To determine the prevalence of sleep-disordered breathing (SDB) in a clinical sample of overweight and obese children and adolescents, and to examine the contribution of fat distribution.Methods:
Consecutive subjects without chronic lung disease, neuromuscular disease, laryngomalacia, or any genetic or craniofacial syndrome were recruited. All underwent measurements of neck and waist circumference, waist-to-hip ratio, % fat mass and polysomnography. Obstructive apnoea index ≥1 or obstructive apnoea–hypopnoea index (OAHI) ≥2, further classified as mild (2≤OAHI<5) or moderate-to-severe (OAHI≥5), were used as diagnostic criteria for obstructive sleep apnoea (OSA).
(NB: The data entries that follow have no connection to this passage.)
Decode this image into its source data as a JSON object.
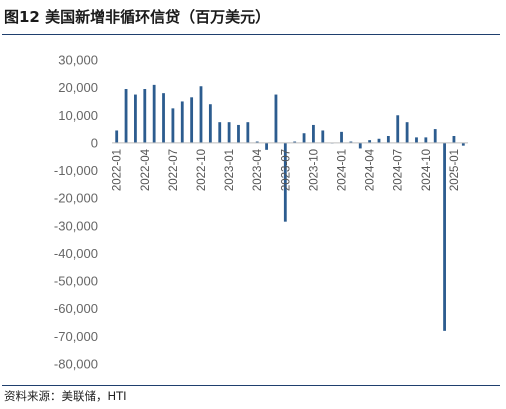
{
  "header": {
    "title": "图12 美国新增非循环信贷（百万美元）"
  },
  "footer": {
    "source": "资料来源：美联储，HTI"
  },
  "chart_data": {
    "type": "bar",
    "title": "图12 美国新增非循环信贷（百万美元）",
    "xlabel": "",
    "ylabel": "",
    "ylim": [
      -80000,
      30000
    ],
    "yticks": [
      30000,
      20000,
      10000,
      0,
      -10000,
      -20000,
      -30000,
      -40000,
      -50000,
      -60000,
      -70000,
      -80000
    ],
    "ytick_labels": [
      "30,000",
      "20,000",
      "10,000",
      "0",
      "-10,000",
      "-20,000",
      "-30,000",
      "-40,000",
      "-50,000",
      "-60,000",
      "-70,000",
      "-80,000"
    ],
    "grid": false,
    "legend": "none",
    "bar_color": "#2c5c8f",
    "categories": [
      "2022-01",
      "2022-02",
      "2022-03",
      "2022-04",
      "2022-05",
      "2022-06",
      "2022-07",
      "2022-08",
      "2022-09",
      "2022-10",
      "2022-11",
      "2022-12",
      "2023-01",
      "2023-02",
      "2023-03",
      "2023-04",
      "2023-05",
      "2023-06",
      "2023-07",
      "2023-08",
      "2023-09",
      "2023-10",
      "2023-11",
      "2023-12",
      "2024-01",
      "2024-02",
      "2024-03",
      "2024-04",
      "2024-05",
      "2024-06",
      "2024-07",
      "2024-08",
      "2024-09",
      "2024-10",
      "2024-11",
      "2024-12",
      "2025-01",
      "2025-02"
    ],
    "tick_labels": [
      "2022-01",
      "2022-04",
      "2022-07",
      "2022-10",
      "2023-01",
      "2023-04",
      "2023-07",
      "2023-10",
      "2024-01",
      "2024-04",
      "2024-07",
      "2024-10",
      "2025-01"
    ],
    "values": [
      4500,
      19500,
      17500,
      19500,
      21000,
      18000,
      12500,
      15000,
      16500,
      20500,
      14000,
      7500,
      7500,
      6500,
      7500,
      500,
      -2500,
      17500,
      -28500,
      500,
      3500,
      6500,
      4500,
      0,
      4000,
      500,
      -2000,
      1000,
      1500,
      2500,
      10000,
      7500,
      2000,
      2000,
      5000,
      -68000,
      2500,
      -1000
    ]
  }
}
Central sleep apnoea was diagnosed when central apnoeas/hypopnoeas ≥10 s were present accompanied by >1 age-specific bradytachycardia and/or >1 desaturation <89%. Subjects with desaturation ≤85% after central events of any duration were also diagnosed with central sleep apnoea. Primary snoring was diagnosed when: snoring was detected by microphone and normal obstructive indices and saturation.Results:
27 overweight and 64 obese subjects were included (40 boys; mean (standard deviation (SD)) age 11.2 (2.6) years). Among the obese children, 53% were normal, 11% had primary snoring, 11% had mild OSA, 8% had moderate-to-severe OSA and 17% had central sleep apnoea. Half of the patients with central sleep apnoea had desaturation <85%. Only enlarged tonsils were predictive of moderate-to-severe OSA. On the other hand, higher levels of abdominal obesity and fat mass were associated with central sleep apnoea.Conclusion:
SDB is very common in this clinical sample of overweight children. OSA is not associated with abdominal obesity. On the contrary, higher levels of abdominal obesity and fat mass are associated with central sleep apnoea.